See How We're Responding to Covid-19
Founded by educator Elizabeth Ely in 1972, the Field School originally housed 44 students above Regina Cleaners in DC’s DuPont Circle. After two years the school more than doubled its population to 97, forcing them to move a townhome in DC’s Kalorama neighborhood. Eventually they purchased another home across the street and the two buildings were used for their now 220 students. In 1998 the Field School once again needed to move for their growing academic program. The Cafritz mansion fit the bill; an Art Deco mansion on 10-acres in the Foxhall neighborhood of Washington, DC.
In 2002, CGS Architects completed a campus plan for the new space, utilizing the existing residence and adding two buildings; Aude and Sapere, meaning Dare and Be Wise in Latin. In 2012, the Field School engaged CGS Architects to again to update and expand their facilities.
The updated program impacted all aspects to their campus–academic, arts, athletic, and administration–creating two new integrated structures, the Elizabeth Meeting House and the Bridge. In the Meeting House, the focus was on providing a new school entry and a new all-school gathering space at the heart of the campus.
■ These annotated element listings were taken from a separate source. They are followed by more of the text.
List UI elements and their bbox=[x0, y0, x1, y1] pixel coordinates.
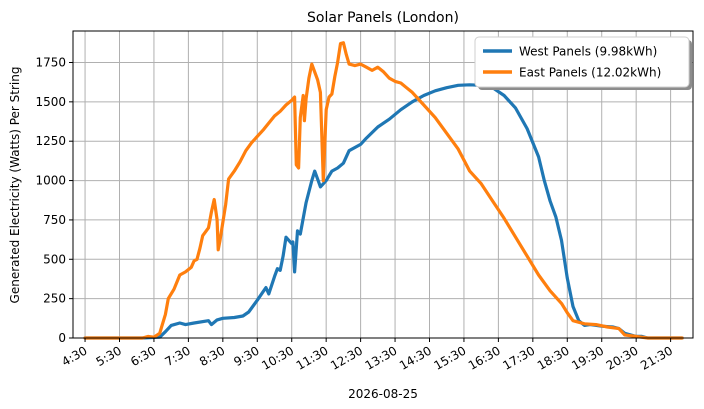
x-tick-label: 18:30 bbox=[535, 343, 572, 372]
x-tick-label: 8:30 bbox=[197, 343, 227, 369]
legend: West Panels (9.98kWh) East Panels (12.02… bbox=[474, 36, 692, 90]
legend-box bbox=[474, 36, 690, 88]
x-tick-label: 15:30 bbox=[431, 343, 468, 372]
x-axis-ticks: 4:30 5:30 6:30 7:30 8:30 9:3010:3011:3012:301… bbox=[59, 338, 675, 373]
x-tick-label: 9:30 bbox=[231, 343, 261, 369]
y-tick-label: 1500 bbox=[35, 95, 66, 109]
x-tick-label: 4:30 bbox=[59, 343, 89, 369]
x-tick-label: 6:30 bbox=[128, 343, 158, 369]
x-tick-label: 21:30 bbox=[638, 343, 675, 372]
series-line-east bbox=[83, 41, 684, 340]
grid-lines bbox=[73, 31, 693, 339]
x-tick-label: 19:30 bbox=[569, 343, 606, 372]
x-tick-label: 16:30 bbox=[466, 343, 503, 372]
x-tick-label: 17:30 bbox=[500, 343, 537, 372]
x-tick-label: 14:30 bbox=[397, 343, 434, 372]
x-tick-label: 12:30 bbox=[328, 343, 365, 372]
plot-frame bbox=[72, 30, 694, 339]
legend-label-east: East Panels (12.02kWh) bbox=[519, 66, 661, 80]
y-axis-ticks: 0 250 500 750 1000 1250 1500 1750 bbox=[35, 55, 73, 345]
y-tick-label: 0 bbox=[58, 331, 66, 345]
x-tick-label: 20:30 bbox=[604, 343, 641, 372]
y-tick-label: 1000 bbox=[35, 174, 66, 188]
y-tick-label: 250 bbox=[43, 292, 66, 306]
y-tick-label: 1750 bbox=[35, 55, 66, 69]
x-tick-label: 7:30 bbox=[163, 343, 193, 369]
y-tick-label: 1250 bbox=[35, 134, 66, 148]
x-tick-label: 5:30 bbox=[94, 343, 124, 369]
y-tick-label: 750 bbox=[43, 213, 66, 227]
legend-label-west: West Panels (9.98kWh) bbox=[519, 45, 657, 59]
x-tick-label: 11:30 bbox=[294, 343, 331, 372]
chart-title: Solar Panels (London) bbox=[307, 10, 459, 26]
y-axis-label: Generated Electricity (Watts) Per String bbox=[8, 67, 22, 304]
series-layer bbox=[83, 41, 684, 340]
x-tick-label: 13:30 bbox=[363, 343, 400, 372]
series-line-west bbox=[83, 83, 684, 340]
y-tick-label: 500 bbox=[43, 252, 66, 266]
x-axis-label: 2026-08-25 bbox=[348, 387, 418, 401]
x-tick-label: 10:30 bbox=[259, 343, 296, 372]
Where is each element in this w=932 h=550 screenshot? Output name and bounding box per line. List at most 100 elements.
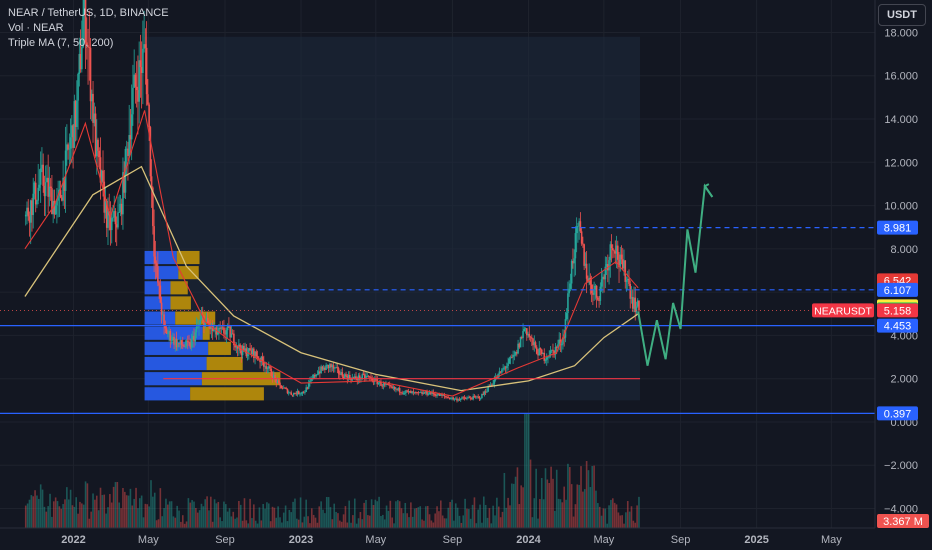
candle-body xyxy=(456,398,458,401)
candle-body xyxy=(59,189,62,198)
volume-bar xyxy=(486,517,489,528)
candle-body xyxy=(635,306,638,313)
candle-body xyxy=(130,114,133,140)
candle-body xyxy=(473,396,476,397)
volume-bar xyxy=(557,498,560,528)
candle-body xyxy=(234,345,236,348)
volume-bars xyxy=(24,413,640,528)
volume-bar xyxy=(344,506,347,528)
volume-bar xyxy=(574,504,577,528)
y-tick-label: −4.000 xyxy=(884,504,918,516)
candle-body xyxy=(327,364,330,369)
volume-bar xyxy=(277,506,279,528)
volume-bar xyxy=(406,513,408,528)
last-price-badge-bg xyxy=(877,303,918,318)
candle-body xyxy=(594,285,597,290)
candle-body xyxy=(164,324,167,329)
candle-body xyxy=(405,390,407,393)
candle-body xyxy=(213,330,215,331)
candle-body xyxy=(630,297,633,299)
candle-body xyxy=(615,245,618,254)
volume-bar xyxy=(105,513,107,528)
candle-body xyxy=(442,395,445,397)
level-badge-text: 0.397 xyxy=(884,408,912,420)
candle-body xyxy=(395,388,397,390)
volume-bar xyxy=(189,502,192,528)
candle-body xyxy=(125,148,128,150)
volume-profile-down-bar xyxy=(208,341,231,355)
volume-bar xyxy=(621,515,623,528)
candle-body xyxy=(613,250,615,252)
volume-bar xyxy=(582,491,584,528)
candle-body xyxy=(113,211,116,218)
candle-body xyxy=(575,226,578,234)
ma-price-badge-text: 6.107 xyxy=(884,285,912,297)
currency-button[interactable]: USDT xyxy=(878,4,926,26)
candle-body xyxy=(275,378,278,383)
volume-bar xyxy=(438,511,440,528)
volume-bar xyxy=(445,518,448,528)
candle-body xyxy=(244,348,246,351)
volume-bar xyxy=(421,519,423,528)
volume-bar xyxy=(623,523,625,528)
volume-bar xyxy=(501,511,504,528)
candle-body xyxy=(529,336,532,338)
candle-body xyxy=(145,47,148,95)
volume-bar xyxy=(124,491,126,528)
candle-body xyxy=(614,251,617,254)
volume-bar xyxy=(219,517,221,528)
volume-bar xyxy=(531,517,534,528)
candle-body xyxy=(165,328,168,334)
candle-body xyxy=(516,352,518,354)
volume-bar xyxy=(602,508,605,528)
triple-ma-indicator-label[interactable]: Triple MA (7, 50, 200) xyxy=(8,37,114,49)
candle-body xyxy=(589,277,592,285)
volume-bar xyxy=(340,521,343,528)
volume-bar xyxy=(357,518,360,528)
volume-profile-up-bar xyxy=(144,266,179,280)
volume-bar xyxy=(368,515,371,528)
volume-bar xyxy=(267,503,270,528)
volume-bar xyxy=(152,496,154,528)
candle-body xyxy=(168,331,170,334)
candle-body xyxy=(196,326,199,328)
volume-bar xyxy=(77,513,79,528)
volume-indicator-label[interactable]: Vol · NEAR xyxy=(8,22,64,34)
level-badge-bg xyxy=(877,406,918,421)
volume-bar xyxy=(415,508,418,528)
candle-body xyxy=(172,336,174,341)
candle-body xyxy=(634,297,637,313)
volume-bar xyxy=(441,515,444,528)
candle-body xyxy=(616,245,619,260)
volume-bar xyxy=(193,501,195,528)
volume-bar xyxy=(269,521,272,528)
volume-bar xyxy=(561,502,564,528)
candle-body xyxy=(142,48,144,74)
candle-body xyxy=(175,339,178,348)
candle-body xyxy=(231,333,234,335)
volume-bar xyxy=(382,514,384,528)
volume-bar xyxy=(559,499,562,528)
volume-bar xyxy=(282,512,285,528)
volume-bar xyxy=(213,499,216,528)
volume-bar xyxy=(458,515,461,528)
volume-bar xyxy=(542,499,545,528)
candle-body xyxy=(534,342,537,348)
volume-bar xyxy=(516,467,519,528)
symbol-title[interactable]: NEAR / TetherUS, 1D, BINANCE xyxy=(8,7,169,19)
candle-body xyxy=(26,207,28,215)
candle-body xyxy=(355,376,357,379)
volume-bar xyxy=(84,481,87,528)
candle-body xyxy=(471,398,473,400)
y-tick-label: 16.000 xyxy=(884,71,918,83)
symbol-tag-bg xyxy=(812,303,874,318)
volume-bar xyxy=(337,513,339,528)
candle-body xyxy=(533,342,536,346)
candle-body xyxy=(264,366,266,368)
volume-bar xyxy=(361,519,364,528)
volume-bar xyxy=(281,522,283,528)
candle-body xyxy=(514,352,517,355)
volume-bar xyxy=(625,512,627,528)
volume-bar xyxy=(626,501,629,528)
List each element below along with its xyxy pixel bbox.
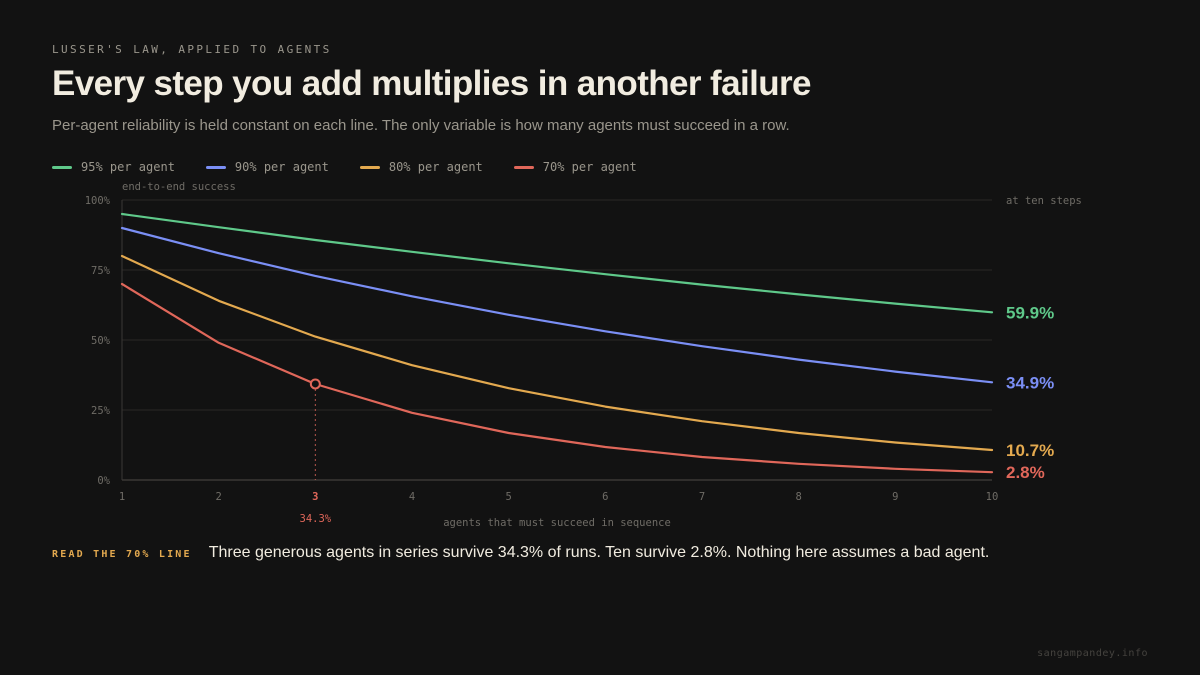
legend-label-80: 80% per agent [388, 160, 483, 174]
y-tick-label: 75% [91, 265, 111, 277]
callout-text: Three generous agents in series survive … [208, 544, 990, 561]
page-title: Every step you add multiplies in another… [52, 64, 811, 103]
credit: sangampandey.info [1037, 648, 1148, 659]
end-label-heading: at ten steps [1006, 195, 1082, 207]
end-label-2: 10.7% [1006, 441, 1054, 460]
x-tick-label: 1 [119, 491, 125, 503]
chart-legend: 95% per agent 90% per agent 80% per agen… [52, 160, 637, 174]
x-tick-label: 2 [216, 491, 222, 503]
series-line-3 [120, 282, 994, 474]
callout: READ THE 70% LINE Three generous agents … [52, 544, 989, 562]
legend-swatch-95 [52, 165, 72, 169]
y-axis-label: end-to-end success [122, 181, 236, 193]
legend-item-90: 90% per agent [205, 160, 329, 174]
legend-label-90: 90% per agent [234, 160, 329, 174]
y-tick-label: 50% [91, 335, 111, 347]
x-tick-label: 8 [796, 491, 802, 503]
line-chart: 0% 25% 50% 75% 100% end-to-end success 1 2 3 4 5 6 7… [85, 181, 1082, 529]
y-tick-label: 100% [85, 195, 111, 207]
series-line-0 [120, 212, 994, 314]
end-label-0: 59.9% [1006, 303, 1054, 322]
page-subtitle: Per-agent reliability is held constant o… [52, 117, 790, 134]
legend-item-95: 95% per agent [52, 160, 175, 174]
x-tick-label: 5 [506, 491, 512, 503]
x-tick-label: 9 [892, 491, 898, 503]
y-tick-label: 0% [97, 475, 110, 487]
legend-item-80: 80% per agent [359, 160, 483, 174]
legend-swatch-80 [359, 165, 380, 169]
x-tick-label: 10 [986, 491, 999, 503]
x-tick-label: 4 [409, 491, 415, 503]
legend-swatch-70 [513, 165, 534, 169]
x-axis-label: agents that must succeed in sequence [443, 517, 671, 529]
x-tick-label: 6 [602, 491, 608, 503]
highlight-point [309, 378, 321, 390]
legend-swatch-90 [205, 165, 226, 169]
series-line-2 [120, 254, 994, 452]
highlight-label: 34.3% [300, 513, 332, 525]
legend-label-95: 95% per agent [81, 160, 175, 174]
end-label-1: 34.9% [1006, 373, 1054, 392]
callout-label: READ THE 70% LINE [52, 549, 192, 560]
x-tick-label: 7 [699, 491, 705, 503]
end-label-3: 2.8% [1006, 463, 1045, 482]
legend-label-70: 70% per agent [542, 160, 637, 174]
kicker: LUSSER'S LAW, APPLIED TO AGENTS [52, 43, 332, 56]
series-line-1 [120, 226, 994, 384]
x-tick-label: 3 [312, 491, 318, 503]
legend-item-70: 70% per agent [513, 160, 637, 174]
y-tick-label: 25% [91, 405, 111, 417]
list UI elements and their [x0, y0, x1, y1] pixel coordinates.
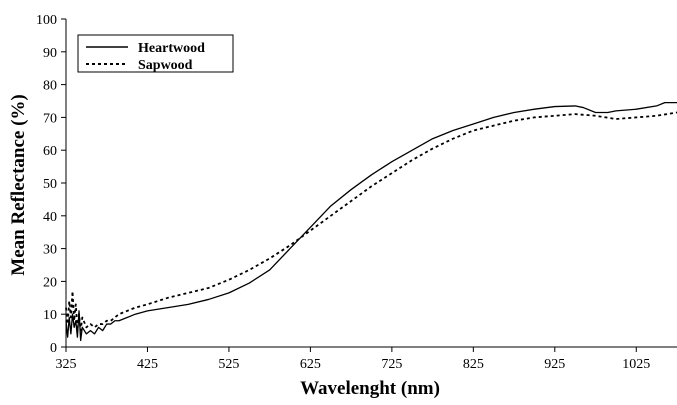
x-tick-label: 1025 [622, 357, 650, 372]
x-tick-label: 825 [463, 357, 484, 372]
y-tick-label: 40 [43, 210, 57, 225]
y-tick-label: 30 [43, 243, 57, 258]
y-tick-label: 20 [43, 275, 57, 290]
x-tick-label: 925 [544, 357, 565, 372]
legend-label-heartwood: Heartwood [138, 41, 205, 56]
legend-box [77, 34, 234, 73]
y-tick-label: 100 [36, 13, 57, 28]
series-lines [65, 101, 677, 342]
y-axis: 0 10 20 30 40 50 60 70 80 90 100 [36, 13, 67, 356]
x-tick-label: 625 [300, 357, 321, 372]
y-tick-label: 0 [50, 341, 57, 356]
x-tick-label: 725 [381, 357, 402, 372]
y-tick-label: 90 [43, 46, 57, 61]
x-axis-title: Wavelenght (nm) [300, 378, 440, 399]
x-tick-label: 325 [56, 357, 77, 372]
y-tick-label: 70 [43, 111, 57, 126]
y-tick-label: 50 [43, 177, 57, 192]
series-line-sapwood [65, 111, 677, 332]
y-tick-label: 80 [43, 79, 57, 94]
legend: Heartwood Sapwood [77, 34, 234, 73]
y-tick-label: 60 [43, 144, 57, 159]
y-tick-label: 10 [43, 308, 57, 323]
series-line-heartwood [65, 101, 677, 342]
x-tick-label: 425 [137, 357, 158, 372]
legend-label-sapwood: Sapwood [138, 58, 193, 73]
y-axis-title: Mean Reflectance (%) [8, 94, 29, 275]
x-tick-label: 525 [218, 357, 239, 372]
x-axis: 325 425 525 625 725 825 925 1025 [56, 346, 677, 372]
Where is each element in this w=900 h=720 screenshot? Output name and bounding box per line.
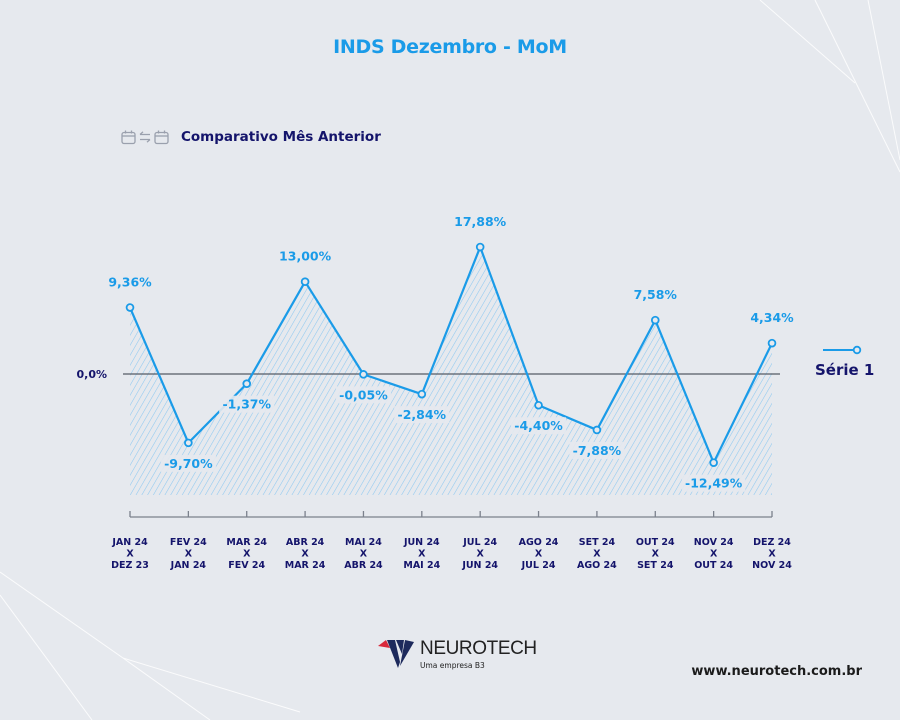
data-point <box>300 277 310 287</box>
comparison-icons <box>121 130 169 145</box>
data-point <box>767 338 777 348</box>
chart-title: INDS Dezembro - MoM <box>333 36 567 58</box>
neurotech-logo-icon <box>378 640 414 668</box>
data-point <box>592 425 602 435</box>
subtitle-label: Comparativo Mês Anterior <box>181 129 381 145</box>
x-tick-label: FEV 24 <box>228 560 265 571</box>
data-label-group: -1,37% <box>219 395 275 413</box>
x-tick-label: MAI 24 <box>345 537 382 548</box>
data-point <box>184 438 193 448</box>
x-tick-label: MAR 24 <box>226 537 267 548</box>
x-tick-label: ABR 24 <box>344 560 383 571</box>
x-tick-label: AGO 24 <box>519 537 559 548</box>
x-tick-label: X <box>477 549 485 560</box>
x-tick-label: OUT 24 <box>694 560 733 571</box>
data-label: 17,88% <box>454 214 507 229</box>
legend-label: Série 1 <box>815 361 874 379</box>
swap-arrows-icon <box>139 131 151 143</box>
x-tick-label: JUN 24 <box>461 560 498 571</box>
x-tick-label: ABR 24 <box>286 537 325 548</box>
data-label: -2,84% <box>398 407 447 422</box>
data-label: -12,49% <box>685 476 743 491</box>
brand-name: NEUROTECH <box>420 638 537 659</box>
x-tick-label: X <box>360 549 368 560</box>
series-line <box>128 245 773 464</box>
data-point <box>125 303 135 312</box>
x-tick-label: DEZ 24 <box>753 537 791 548</box>
x-tick-label: X <box>126 549 134 560</box>
data-label: -4,40% <box>514 418 563 433</box>
data-label-group: 7,58% <box>634 287 678 302</box>
data-label-group: -9,70% <box>160 454 216 472</box>
data-label: 13,00% <box>279 249 332 264</box>
x-tick-label: JAN 24 <box>111 537 148 548</box>
x-tick-label: JUN 24 <box>403 537 440 548</box>
data-label: 4,34% <box>750 310 794 325</box>
x-tick-label: NOV 24 <box>694 537 734 548</box>
data-point <box>242 379 252 389</box>
data-label-group: -7,88% <box>569 441 625 459</box>
data-label-group: -4,40% <box>510 417 567 435</box>
neurotech-logo: NEUROTECH Uma empresa B3 <box>378 638 537 670</box>
brand-tagline: Uma empresa B3 <box>420 661 485 670</box>
calendar-icon <box>154 130 169 144</box>
x-tick-label: X <box>768 549 776 560</box>
x-tick-label: JUL 24 <box>521 560 556 571</box>
data-point <box>359 370 368 379</box>
data-point <box>650 315 660 325</box>
x-tick-label: AGO 24 <box>577 560 617 571</box>
data-label-background <box>219 395 275 413</box>
data-label: -7,88% <box>573 443 622 458</box>
data-label-background <box>681 474 746 492</box>
data-label-background <box>510 417 567 435</box>
data-label-background <box>160 454 216 472</box>
x-tick-label: NOV 24 <box>752 560 792 571</box>
legend: Série 1 <box>815 345 874 379</box>
data-label-group: 17,88% <box>454 214 507 229</box>
legend-point-marker <box>852 345 862 355</box>
zero-axis-label: 0,0% <box>76 368 107 381</box>
data-label-group: 13,00% <box>279 249 332 264</box>
x-tick-label: X <box>243 549 251 560</box>
data-label: 9,36% <box>108 275 152 290</box>
chart-subtitle: Comparativo Mês Anterior <box>121 129 381 145</box>
x-tick-label: MAI 24 <box>403 560 440 571</box>
x-tick-label: JUL 24 <box>462 537 497 548</box>
calendar-icon <box>121 130 136 144</box>
data-label-group: 4,34% <box>750 310 794 325</box>
x-tick-label: SET 24 <box>579 537 616 548</box>
x-tick-label: X <box>593 549 601 560</box>
x-tick-label: SET 24 <box>637 560 674 571</box>
data-label-background <box>569 441 625 459</box>
data-label-group: -2,84% <box>394 406 450 424</box>
x-tick-label: OUT 24 <box>636 537 675 548</box>
x-tick-label: X <box>652 549 660 560</box>
data-label: -1,37% <box>222 397 271 412</box>
x-tick-label: JAN 24 <box>170 560 207 571</box>
x-tick-label: X <box>185 549 193 560</box>
data-label-group: 9,36% <box>108 275 152 290</box>
data-label-group: -12,49% <box>681 474 746 492</box>
data-label-background <box>394 406 450 424</box>
data-label-background <box>335 386 392 404</box>
x-tick-label: FEV 24 <box>170 537 207 548</box>
x-tick-label: DEZ 23 <box>111 560 149 571</box>
data-label: 7,58% <box>634 287 678 302</box>
x-tick-label: X <box>535 549 543 560</box>
x-tick-label: X <box>418 549 426 560</box>
data-label-group: -0,05% <box>335 386 392 404</box>
x-tick-label: MAR 24 <box>285 560 326 571</box>
data-point <box>417 389 427 399</box>
data-point <box>475 242 485 252</box>
data-label: -0,05% <box>339 387 388 402</box>
website-link[interactable]: www.neurotech.com.br <box>691 664 862 679</box>
x-tick-label: X <box>710 549 718 560</box>
data-point <box>709 458 718 467</box>
data-point <box>534 400 543 410</box>
line-chart: 0,0% 9,36% -9,70% -1,37% 13,00% -0,05% -2,84%… <box>76 214 874 571</box>
x-tick-label: X <box>301 549 309 560</box>
data-label: -9,70% <box>164 456 213 471</box>
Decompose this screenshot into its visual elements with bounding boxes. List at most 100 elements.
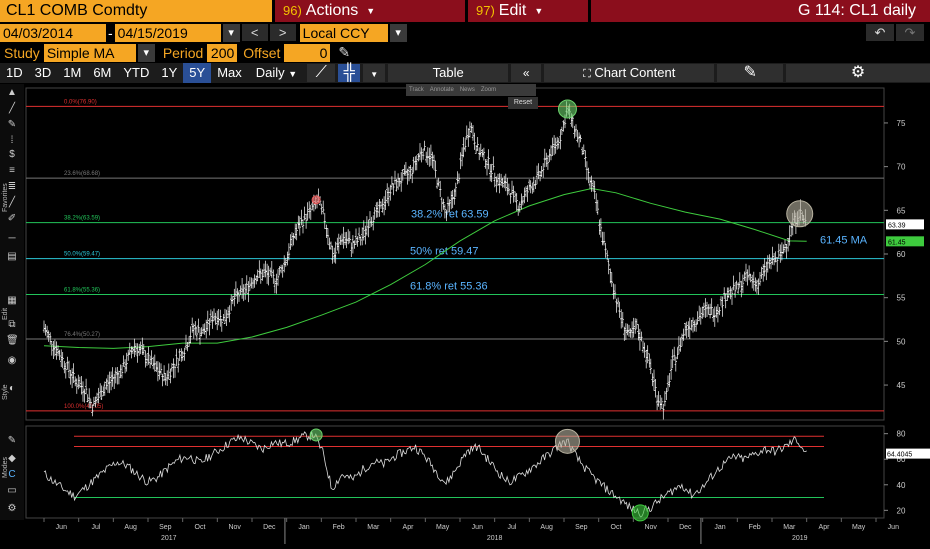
year-label-2: 2019 (792, 535, 808, 542)
line-tool-icon[interactable]: ╱ (8, 197, 16, 208)
eye-icon[interactable]: ◉ (7, 355, 17, 366)
redo-icon: ↷ (904, 25, 916, 40)
month-label-12: Jun (472, 524, 483, 531)
period-field[interactable]: 200 (207, 43, 238, 62)
news-tool[interactable]: News (459, 87, 475, 93)
chart-area[interactable]: 45 50 55 60 65 70 75 20 40 60 80 0.0%(76.90) 23.6%(6… (24, 84, 930, 544)
current-ma-tag: 61.45 (888, 239, 906, 246)
tool-strip: ▲ ╱ ✎ ⁞ $ ≡ ≣ ╱ ✐ ─ ▤ Favorites ▦ Edit ⧉… (0, 84, 24, 520)
study-label: Study (4, 44, 40, 61)
table-button[interactable]: Table (388, 64, 509, 82)
track-tool[interactable]: Track (409, 87, 424, 93)
price-tick-label-70: 70 (897, 163, 906, 172)
actions-label: Actions (305, 2, 359, 19)
pencil-tool-icon[interactable]: ✐ (7, 213, 17, 224)
month-label-8: Feb (333, 524, 345, 531)
period-button-1y[interactable]: 1Y (161, 65, 178, 80)
period-button-6m[interactable]: 6M (93, 65, 112, 80)
undo-button[interactable]: ↶ (866, 24, 894, 41)
ohlc-icon: ╬ (343, 64, 355, 81)
currency-dropdown[interactable]: ▾ (389, 23, 407, 42)
offset-field[interactable]: 0 (284, 43, 331, 62)
month-label-23: May (852, 524, 866, 531)
price-marker-2 (786, 200, 814, 228)
edit-chart-button[interactable]: ✎ (717, 64, 784, 82)
zoom-tool[interactable]: Zoom (480, 87, 497, 93)
end-date-field[interactable]: 04/15/2019 (114, 23, 221, 42)
line-chart-button[interactable]: ⟋ (307, 64, 336, 82)
c-mode-icon[interactable]: C (8, 469, 16, 480)
period-button-3d[interactable]: 3D (34, 65, 52, 80)
grid-icon[interactable]: ▦ (7, 295, 17, 306)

The Field School requested a gathering space that feels like a ‘family room’ while being flexible enough to accommodate a wide range of activities, performances, presentations, and formal or informal gatherings. The Bridge contains performing arts spaces, a music performance space/classroom with adjacent recording studio and isolation booth, art and science labs, and classrooms.
CGS Architects worked with a broad constituency from the school community to develop a design that reflects the unique culture at the Field School. “Vibe” sessions were held with key stakeholders and then followed up with frequent design discussions facilitated with the use of an evolving 3D model. Through that process, a design was developed that reflected the school’s vision down to the finest detail while accommodating a complicated and diverse program.
The new structures are tucked into the hill next to the mansion, integrating them into an already tight composition of existing buildings on a steeply sloping site and creating the feel of a small hill town. Outdoor spaces, adjacent to and on top of the new structures, provide a myriad of gathering opportunities of varied scale and size for the school community. The Meeting House is embedded in the site with a habitable roof for up to 500 persons.
The mansion’s front door was used originally utilized as the school’s main entrance, but the new structure became the new face of the program. The existing mansion housed a circular staircase with gold leaf ceiling and was a prominent element for students and teachers. When discussing what the entry should be, this form was an obvious starting point. The new entrance rotunda worked a ‘knuckle’, connecting the existing buildings to the new Meeting House. The rotunda entrance serves as a clean and identifiable front door and opens to spectacular views into the landscape.